Publié le 10 Mai 2012, 17:51pm

Catégories : #Philo (textes - corrigés), #Dissertations d'élèves

L’esprit a-t-il accès aux choses ?

Proposition de traitement par mr Auduc, TS3, Saint-Cyr, 2011-2012.

 

L’esprit a-t-il accès aux choses ?

 

            Du temps des anciens à nos jours, l’homme cherche à comprendre le monde qui l’entoure, un monde remplie de phénomènes et d’objets, rempli de choses. L’esprit humain, la « res cogitans » de Descartes, vise à la compréhension de la « rex extensa », la chose étendue, l’objet, le monde empirique, mais aussi à la compréhension de la marche du monde. Il est commun d’entendre dire que les choses nous dépassent, du moins certaines choses, certaines idées, certains phénomènes. Mais l’esprit a-t-il jamais « accès » à quoi que ce soit ? Ne serait-ce qu’à nous-mêmes ? L’esprit, lorsqu’il pense, pense-t-il à la chose, ou pense-t-il la chose ? Mais si la chose possède bien une nature, une essence, quelque chose de préhensible pour l’esprit, y’a-t-il seulement une voie par laquelle l’esprit peut y accéder ? Les choses sont-elles de ces poissons gluants qui nous échappent toujours d’entre les mains ? Sont-elles plutôt de ces cabanes abandonnées dont il suffit d’enfoncer la porte pour entre ? Et l’esprit lui-même, est-il un bélier prompt à assiéger et accéder à la chose ou n’est-il qu’une flèche qui se rompt sur des remparts ? L’esprit, qui nous donne une certaine forme de divinité, qui nous élève, au-dessus de tous les autres animaux et nous en différencie, est-il capable d’accéder à la nature des choses ? En quelque sorte, cela revient à déterminer si l’esprit est utile, si l’esprit nous élève vraiment ? Si l’esprit reste à la simple constatation ou description de choses, que nous sert-il de l’avoir ? L’esprit est-il impuissant face à la chose ? Saint Thomas d’Aquin nous dit que « La Vérité est l’adéquation  de la chose et de l’esprit », cela est important à entendre car la chose et l’esprit sont ainsi mis sur un certain pied d’égalité, même si l’esprit est supérieur par sa modulabilité, sa capacité à s’adapter et à varier. Mais il se peut bien que même en vérité, l’esprit n’ait pas accès à la chose et qu’il ne s’arrête qu’à la superficialité. Tout autant, l’esprit pourrait bien n’être en vérité que parce qu’il a accès à la chose, qu’il l’a comprise. Mais, si tant est que l’esprit, accède à la chose, ne serait-ce pas car la chose devient esprit et vice versa, que l’esprit humain pousse son extension jusqu’à l’anthropomorphisme, quand la subjectivité rejoint la subjectité comme nous le laisse entendre Heidegger ?

 

 

            Avant même de traiter le sujet, il nous est essentiel de traiter les termes du sujet. L’esprit, qu’est-ce ? L’esprit est, chez Descartes, la « res cogitans », cette partie de l’être humain, immatérielle, qui nous permet de penser, qui nous définit en tant que sujet. L’esprit est le lieu de la pensée, c’est la partie spirituelle de l’homme, insoumise aux besoins physiologiques. L’esprit est ce qui permet de penser le monde, de penser au monde, et en même temps d’ordonner ces pensées et les savoirs qui nous constituent. L’esprit est la partie volatile de l’homme, c’est l’âme, c’est ce qui nous fait accéder à la compréhension du monde, dans une certaine mesure.
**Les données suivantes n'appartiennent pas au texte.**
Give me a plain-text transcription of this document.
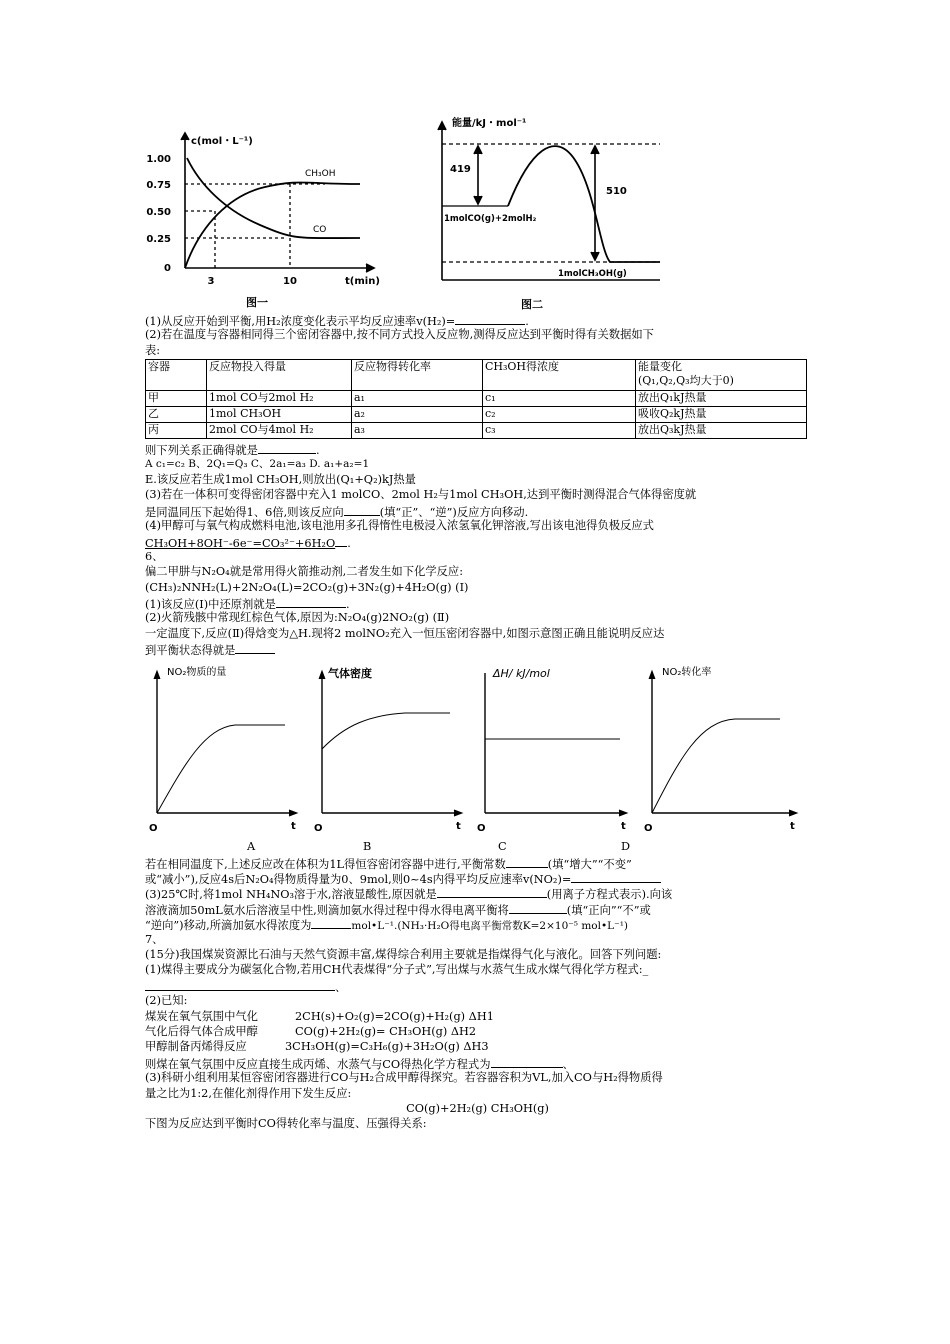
c(mol・L⁻¹)
1.00
0.75
0.50
0.25
0
CH₃OH
CO
3	10	t(min)
图一
能量/kJ・mol⁻¹
419
510
1molCO(g)+2molH₂
1molCH₃OH(g)
图二
(1)从反应开始到平衡,用H₂浓度变化表示平均反应速率v(H₂)=	.
(2)若在温度与容器相同得三个密闭容器中,按不同方式投入反应物,测得反应达到平衡时得有关数据如下
表:
容器	反应物投入得量	反应物得转化率	CH₃OH得浓度	能量变化
(Q₁,Q₂,Q₃均大于0)

甲	1mol CO与2mol H₂	a₁	c₁	放出Q₁kJ热量
乙	1mol CH₃OH	a₂	c₂	吸收Q₂kJ热量
丙	2mol CO与4mol H₂	a₃	c₃	放出Q₃kJ热量
则下列关系正确得就是	.
A c₁=c₂ B、2Q₁=Q₃ C、2a₁=a₃ D. a₁+a₂=1
E.该反应若生成1mol CH₃OH,则放出(Q₁+Q₂)kJ热量
(3)若在一体积可变得密闭容器中充入1 molCO、2mol H₂与1mol CH₃OH,达到平衡时测得混合气体得密度就
是同温同压下起始得1、6倍,则该反应向	(填“正”、“逆”)反应方向移动.
(4)甲醇可与氧气构成燃料电池,该电池用多孔得惰性电极浸入浓氢氧化钾溶液,写出该电池得负极反应式
CH₃OH+8OH⁻-6e⁻=CO₃²⁻+6H₂O .
6、
偏二甲肼与N₂O₄就是常用得火箭推动剂,二者发生如下化学反应:
(CH₃)₂NNH₂(L)+2N₂O₄(L)=2CO₂(g)+3N₂(g)+4H₂O(g) (Ⅰ)
(1)该反应(Ⅰ)中还原剂就是	.
(2)火箭残骸中常现红棕色气体,原因为:N₂O₄(g)2NO₂(g) (Ⅱ)
一定温度下,反应(Ⅱ)得焓变为△H.现将2 molNO₂充入一恒压密闭容器中,如图示意图正确且能说明反应达
到平衡状态得就是
NO₂物质的量
O	t
气体密度
O	t
ΔH/ kJ/mol
O	t
NO₂转化率
O	t
A	B	C	D
若在相同温度下,上述反应改在体积为1L得恒容密闭容器中进行,平衡常数	(填“增大”“不变”
或“减小”),反应4s后N₂O₄得物质得量为0、9mol,则0~4s内得平均反应速率v(NO₂)=
(3)25℃时,将1mol NH₄NO₃溶于水,溶液显酸性,原因就是	(用离子方程式表示).向该
溶液滴加50mL氨水后溶液呈中性,则滴加氨水得过程中得水得电离平衡将	(填“正向”“不”或
“逆向”)移动,所滴加氨水得浓度为	mol•L⁻¹.(NH₃·H₂O得电离平衡常数K=2×10⁻⁵ mol•L⁻¹)
7、
(15分)我国煤炭资源比石油与天然气资源丰富,煤得综合利用主要就是指煤得气化与液化。回答下列问题:
(1)煤得主要成分为碳氢化合物,若用CH代表煤得“分子式”,写出煤与水蒸气生成水煤气得化学方程式:_
、
(2)已知:
煤炭在氧气氛围中气化	2CH(s)+O₂(g)=2CO(g)+H₂(g) ΔH1
气化后得气体合成甲醇	CO(g)+2H₂(g)= CH₃OH(g) ΔH2
甲醇制备丙烯得反应	3CH₃OH(g)=C₃H₆(g)+3H₂O(g) ΔH3
则煤在氧气氛围中反应直接生成丙烯、水蒸气与CO得热化学方程式为	、
(3)科研小组利用某恒容密闭容器进行CO与H₂合成甲醇得探究。若容器容积为VL,加入CO与H₂得物质得
量之比为1:2,在催化剂得作用下发生反应:
CO(g)+2H₂(g) CH₃OH(g)
下图为反应达到平衡时CO得转化率与温度、压强得关系:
            Que sont les choses ? L’on peut dire que les choses représentent l’ensemble des étants et des phénomènes qui sont du monde. Ce monde peut être sensible ou non ;  l’arbre est chose, le sentiment de haine en est une autre. On peut ainsi les catégoriser en deux groupes au moins, les choses sensibles et les choses spirituelles. Ce dont on est sûr, c’est que les choses nous entourent et sont nombreuses.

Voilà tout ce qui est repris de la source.